If a chest X-ray detects cancer, staging is an important part of the diagnostic process. Staging is an indication of how much the cancer has spread. The stage of the cancer has an impact on your treatment and outlook.

“Chest X-rays don’t give enough information to stage your cancer The part of the process that involves scans is later.”

A chest X-ray is an outpatient procedure. You won’t need to stop taking any medications before the procedure, and you’ll be able to drive yourself to and from your appointment.

You need to undress from the waist up before your X-ray. You will receive a gown for the exam. You will need to remove jewelry.

You will stand between the machine and the plate that creates the images.
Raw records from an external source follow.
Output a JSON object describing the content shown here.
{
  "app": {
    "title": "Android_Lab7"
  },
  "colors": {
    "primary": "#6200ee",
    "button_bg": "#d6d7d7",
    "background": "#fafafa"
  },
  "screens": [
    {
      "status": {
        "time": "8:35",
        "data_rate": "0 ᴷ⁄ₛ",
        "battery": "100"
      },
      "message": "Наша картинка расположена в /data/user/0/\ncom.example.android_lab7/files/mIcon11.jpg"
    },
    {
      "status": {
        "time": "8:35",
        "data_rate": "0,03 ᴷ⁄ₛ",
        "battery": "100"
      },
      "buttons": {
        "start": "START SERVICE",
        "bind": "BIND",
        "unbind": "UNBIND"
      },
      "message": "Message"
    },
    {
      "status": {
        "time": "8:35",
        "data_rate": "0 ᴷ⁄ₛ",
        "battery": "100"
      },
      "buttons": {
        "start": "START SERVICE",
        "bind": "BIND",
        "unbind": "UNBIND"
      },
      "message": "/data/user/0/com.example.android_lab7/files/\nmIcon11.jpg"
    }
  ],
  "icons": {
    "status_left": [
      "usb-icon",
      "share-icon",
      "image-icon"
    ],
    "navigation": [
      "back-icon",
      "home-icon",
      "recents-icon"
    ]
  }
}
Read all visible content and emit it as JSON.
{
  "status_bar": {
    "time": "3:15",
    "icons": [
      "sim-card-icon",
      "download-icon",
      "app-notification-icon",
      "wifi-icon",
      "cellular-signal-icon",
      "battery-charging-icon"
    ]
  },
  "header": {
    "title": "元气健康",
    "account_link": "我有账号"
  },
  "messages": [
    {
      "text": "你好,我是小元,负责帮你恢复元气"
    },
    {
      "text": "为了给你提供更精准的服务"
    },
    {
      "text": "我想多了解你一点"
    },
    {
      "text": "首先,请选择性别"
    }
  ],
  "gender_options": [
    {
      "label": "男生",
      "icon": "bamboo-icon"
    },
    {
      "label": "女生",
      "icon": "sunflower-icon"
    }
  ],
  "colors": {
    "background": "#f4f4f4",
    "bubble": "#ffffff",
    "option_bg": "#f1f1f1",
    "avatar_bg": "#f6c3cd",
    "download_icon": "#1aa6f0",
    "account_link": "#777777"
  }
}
The X-ray technician will ask you to move around so the machine can see different parts of your body.

The technician will help you get into the right positions so the machine can take pictures. They might ask you to make small movements, such as raising your arms, rolling your shoulders, or taking a deep breath.

“X-rays are painless. You won’t feel the machine taking pictures.”

“If you can’t stand or complete the movements, you can lie down. Talk to your doctor before the X-ray if you are concerned about standing. They might be able to point you to a facility that has mobility accommodations.”

Once the results of your chest X-ray are available, your doctor will contact you. They will let you know the results and discuss the next steps. You could either wait for the results of other tests you have already had or schedule more tests.

The chest X-rays are safe. The process will expose you to a small amount of radiation, but it is not enough to affect your health. If you have regular chest X-rays, you can wear a protective apron during the procedure to protect yourself from radiation.

“It is important to let your doctor and X-ray technician know you are pregnant. The technician will make sure your stomach isn’t exposed to radiation if you have a chest X-ray.”

Non-small cell lung cancer can be diagnosed with an X-ray. You will have a range of other tests to confirm the diagnosis, including reviewing your medical history and smoking habits.

Lung cancer can be diagnosed with common tests.

  • CT scan. A CT scan produces detailed 3-dimensional images that allow doctors to look closely at tumors. Sometimes, a dye, given by injection or orally, can highlight tumors and other abnormalities.
  • PET scan. Doctors may request a PET scan at the same time as a CT scan. Before a PET scan, you’ll have an injection of a form of sugar that is mildly radioactive, and that will collect in cancer cells. This can help highlight areas cancer might have spread.
  • MRI. An MRI uses magnetic fields to produce detailed images of the inside of your body. Doctors often use it to see if lung cancer has spread into your bones.
  • Sputum cytology. Sputum cytology examines the mucus you cough up. You’ll collect samples three mornings in a row and submit them to a lab for testing.
  • Biopsy. A biopsy removes a small amount of tissue for examination under a microscope. This can help determine the subtype of NSCLC. Biopsies could be a surgical procedure, or they may involve a specialized needle to remove a sample of the tumor.
  • Bronchoscopy. Bronchoscopy uses a long, thin, tube inserted down your airway and into your lungs. A light on the end of the tube allows doctors to see inside your lungs. They can also collect samples of fluids and tissues for testing.
  • Thoracentesis. Thoracentesis is a procedure that collects fluid from the space in between the lungs. It uses a long needle inserted into the wall of your chest. The fluid is then analyzed and checked for cancer cells in a lab.

“Lung cancer diagnostic procedures include a chest X-ray. An X-ray can provide useful information about a diagnosis, but it can’t confirm it on its own. It can show the location of a tumor.”

A chest X-ray can help your doctor decide on treatment options. You will need other tests to confirm the findings, but a chest X-ray is the first step.

Early diagnosis is the key to improving your outlook with NSCLC. The 5-year survival rate for localized NSCLC is 8 times higher than it is if your cancer has spread.

If you’re at high risk for NSCLC, talk with your doctor about yearly screening with a chest X-ray and low dose CT scan.